Baking. Lights. Concerts. Parties. What are your most favorite traditions that surround the holidays?
I remember baking gingerbread cookies with my grandmother. Skating on the lake, now three feet think in ice. Making homemade decorations for the tree. Strings of tiny lights magnificently displayed in the yard.
As a child the weeks leading up to my favorite holiday were filled with meaningful traditions, of family and friends. Each day was designed to make it “easier” to wait until Christmas eve when Santa would come with presents. Anticipation grew with each day but all the preparations had to be complete before the big-day.
Now as an adult, with training in neuroscience, child development, and communication, I look at these traditions in a different light. Over time those traditions actually did make it easier to wait by changing neurochemistry that supports brain function for social and emotional behaviors.
#1 Brain chemistry improves
Dopamine is the feel good hormone. It is stimulated in the brain when we have good experiences. By anticipating future positive events, dopamine is output in slightly larger than usual amounts over a sustained period of time into the brain’s chemical pathways.
When conversations are positive and children feel well supported in the activities of the season, they experience joy. This is good news for the young brain. Healthy levels of dopamine will support healthy mood and possibly ward off mild depressive tendencies.

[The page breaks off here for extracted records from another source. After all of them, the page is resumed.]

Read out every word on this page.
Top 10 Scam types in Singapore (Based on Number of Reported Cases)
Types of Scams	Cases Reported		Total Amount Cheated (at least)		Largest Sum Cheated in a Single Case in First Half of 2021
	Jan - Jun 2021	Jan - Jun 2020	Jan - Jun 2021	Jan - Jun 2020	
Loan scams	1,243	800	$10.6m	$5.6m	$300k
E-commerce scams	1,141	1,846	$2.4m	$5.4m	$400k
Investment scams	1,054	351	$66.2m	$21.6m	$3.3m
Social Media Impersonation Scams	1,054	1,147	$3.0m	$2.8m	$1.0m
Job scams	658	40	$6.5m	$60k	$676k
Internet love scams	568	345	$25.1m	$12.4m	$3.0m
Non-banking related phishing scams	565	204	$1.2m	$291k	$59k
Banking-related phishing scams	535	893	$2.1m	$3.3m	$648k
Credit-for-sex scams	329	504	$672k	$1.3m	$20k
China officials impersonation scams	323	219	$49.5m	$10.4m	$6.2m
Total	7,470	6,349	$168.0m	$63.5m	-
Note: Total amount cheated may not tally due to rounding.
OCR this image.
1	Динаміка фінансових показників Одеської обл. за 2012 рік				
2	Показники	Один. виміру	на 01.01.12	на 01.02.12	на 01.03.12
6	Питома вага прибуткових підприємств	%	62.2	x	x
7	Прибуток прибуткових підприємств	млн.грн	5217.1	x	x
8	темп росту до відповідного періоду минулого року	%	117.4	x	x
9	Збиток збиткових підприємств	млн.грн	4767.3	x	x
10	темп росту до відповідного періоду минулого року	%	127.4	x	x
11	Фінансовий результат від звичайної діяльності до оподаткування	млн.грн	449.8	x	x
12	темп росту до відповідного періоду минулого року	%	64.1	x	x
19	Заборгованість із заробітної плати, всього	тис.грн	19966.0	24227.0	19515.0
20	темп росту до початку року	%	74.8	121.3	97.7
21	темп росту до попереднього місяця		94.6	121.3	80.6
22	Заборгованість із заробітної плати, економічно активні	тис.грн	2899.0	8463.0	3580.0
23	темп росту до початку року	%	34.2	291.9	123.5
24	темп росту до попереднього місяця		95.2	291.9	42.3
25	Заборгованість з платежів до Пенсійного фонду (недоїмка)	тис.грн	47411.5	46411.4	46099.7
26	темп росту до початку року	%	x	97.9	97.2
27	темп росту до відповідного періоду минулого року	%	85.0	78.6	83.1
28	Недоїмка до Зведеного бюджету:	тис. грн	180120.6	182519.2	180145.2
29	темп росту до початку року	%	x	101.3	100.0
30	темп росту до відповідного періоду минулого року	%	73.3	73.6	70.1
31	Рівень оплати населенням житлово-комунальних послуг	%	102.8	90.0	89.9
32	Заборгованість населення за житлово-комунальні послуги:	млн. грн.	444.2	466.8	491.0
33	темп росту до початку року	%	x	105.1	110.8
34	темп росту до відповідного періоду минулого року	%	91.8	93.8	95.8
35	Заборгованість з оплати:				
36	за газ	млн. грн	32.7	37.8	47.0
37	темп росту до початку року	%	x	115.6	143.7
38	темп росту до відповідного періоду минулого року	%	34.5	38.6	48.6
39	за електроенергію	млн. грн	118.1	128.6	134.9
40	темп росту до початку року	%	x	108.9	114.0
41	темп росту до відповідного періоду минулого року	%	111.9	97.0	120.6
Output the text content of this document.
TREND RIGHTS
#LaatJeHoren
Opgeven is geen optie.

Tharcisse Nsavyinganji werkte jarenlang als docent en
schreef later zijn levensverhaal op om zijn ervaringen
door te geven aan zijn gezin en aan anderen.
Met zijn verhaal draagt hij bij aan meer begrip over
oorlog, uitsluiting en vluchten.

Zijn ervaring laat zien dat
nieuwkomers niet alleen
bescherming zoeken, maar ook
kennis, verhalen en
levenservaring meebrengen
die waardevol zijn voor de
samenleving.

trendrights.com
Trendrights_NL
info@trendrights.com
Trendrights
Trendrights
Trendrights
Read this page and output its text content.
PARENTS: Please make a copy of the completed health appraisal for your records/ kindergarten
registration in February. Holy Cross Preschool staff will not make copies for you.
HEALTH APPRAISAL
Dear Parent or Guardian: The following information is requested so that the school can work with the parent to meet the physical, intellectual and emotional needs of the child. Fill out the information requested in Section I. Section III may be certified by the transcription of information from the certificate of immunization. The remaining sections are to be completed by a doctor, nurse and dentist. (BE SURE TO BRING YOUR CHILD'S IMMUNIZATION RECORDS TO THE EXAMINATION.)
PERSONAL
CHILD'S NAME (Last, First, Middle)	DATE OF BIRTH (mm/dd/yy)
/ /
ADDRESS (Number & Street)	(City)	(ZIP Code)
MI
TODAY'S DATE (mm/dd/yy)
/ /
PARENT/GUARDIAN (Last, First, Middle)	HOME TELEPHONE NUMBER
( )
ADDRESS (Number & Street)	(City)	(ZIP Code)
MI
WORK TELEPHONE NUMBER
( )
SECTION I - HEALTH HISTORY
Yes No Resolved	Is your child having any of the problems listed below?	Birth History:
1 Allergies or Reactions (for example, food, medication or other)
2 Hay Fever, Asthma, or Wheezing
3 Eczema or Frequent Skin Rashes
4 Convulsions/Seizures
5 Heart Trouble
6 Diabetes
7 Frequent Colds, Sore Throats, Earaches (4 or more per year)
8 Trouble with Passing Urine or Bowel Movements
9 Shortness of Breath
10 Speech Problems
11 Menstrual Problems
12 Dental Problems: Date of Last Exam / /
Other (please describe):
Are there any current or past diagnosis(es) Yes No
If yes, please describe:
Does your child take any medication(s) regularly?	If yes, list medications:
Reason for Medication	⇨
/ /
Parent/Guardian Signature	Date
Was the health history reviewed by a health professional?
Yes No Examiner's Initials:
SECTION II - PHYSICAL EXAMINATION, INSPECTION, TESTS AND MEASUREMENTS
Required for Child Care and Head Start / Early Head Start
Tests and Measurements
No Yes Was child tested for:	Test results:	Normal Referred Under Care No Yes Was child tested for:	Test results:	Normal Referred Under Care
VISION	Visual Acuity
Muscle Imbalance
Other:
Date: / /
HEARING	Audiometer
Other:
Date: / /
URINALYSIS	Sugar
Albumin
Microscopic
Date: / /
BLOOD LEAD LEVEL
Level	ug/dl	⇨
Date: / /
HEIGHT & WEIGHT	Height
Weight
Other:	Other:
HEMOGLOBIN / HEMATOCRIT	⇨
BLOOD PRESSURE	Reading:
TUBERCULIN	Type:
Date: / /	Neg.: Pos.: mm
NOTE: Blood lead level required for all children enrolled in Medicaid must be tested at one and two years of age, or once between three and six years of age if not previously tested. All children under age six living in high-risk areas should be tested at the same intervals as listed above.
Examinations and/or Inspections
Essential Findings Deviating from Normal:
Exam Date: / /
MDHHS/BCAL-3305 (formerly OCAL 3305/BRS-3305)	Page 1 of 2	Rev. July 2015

#2 Sense of future improves
As we look happily to future events brain processes that support an awareness of the future and it’s importance, strengthen, leading to quicker response times. This allows additional neurological growth toward planning. In fact, people who tend to live only in the moment usually respond well to anticipatory therapies that effectively reduce how much they discount the future.
#3 Memory improves
Our sense of future overlaps with the mental processes and brain regions associated with memory. Not only are these traditions creating positive happy memories, but they are helping to improve our capacity to remember.
#4 Patience develops
As we learn to wait well, and anticipate future positive events, patience develops. Planning and preparing for upcoming events helps us see that work is involved which balances our desire for instant gratification. Immediate responses to our “wanting,” or consistently getting what we want quickly, leads to decreased social behavior, superficial relationships, and an inability to cope with stress.
#5 Focus on others
Relationships that we develop when we spend quality time with family and friends repeatedly, supports growth toward an outward mindset. When we recognize that others are people with needs similar to ours, then they become real. Experiences become meaningful. And we understand the world around us in a more realistic way.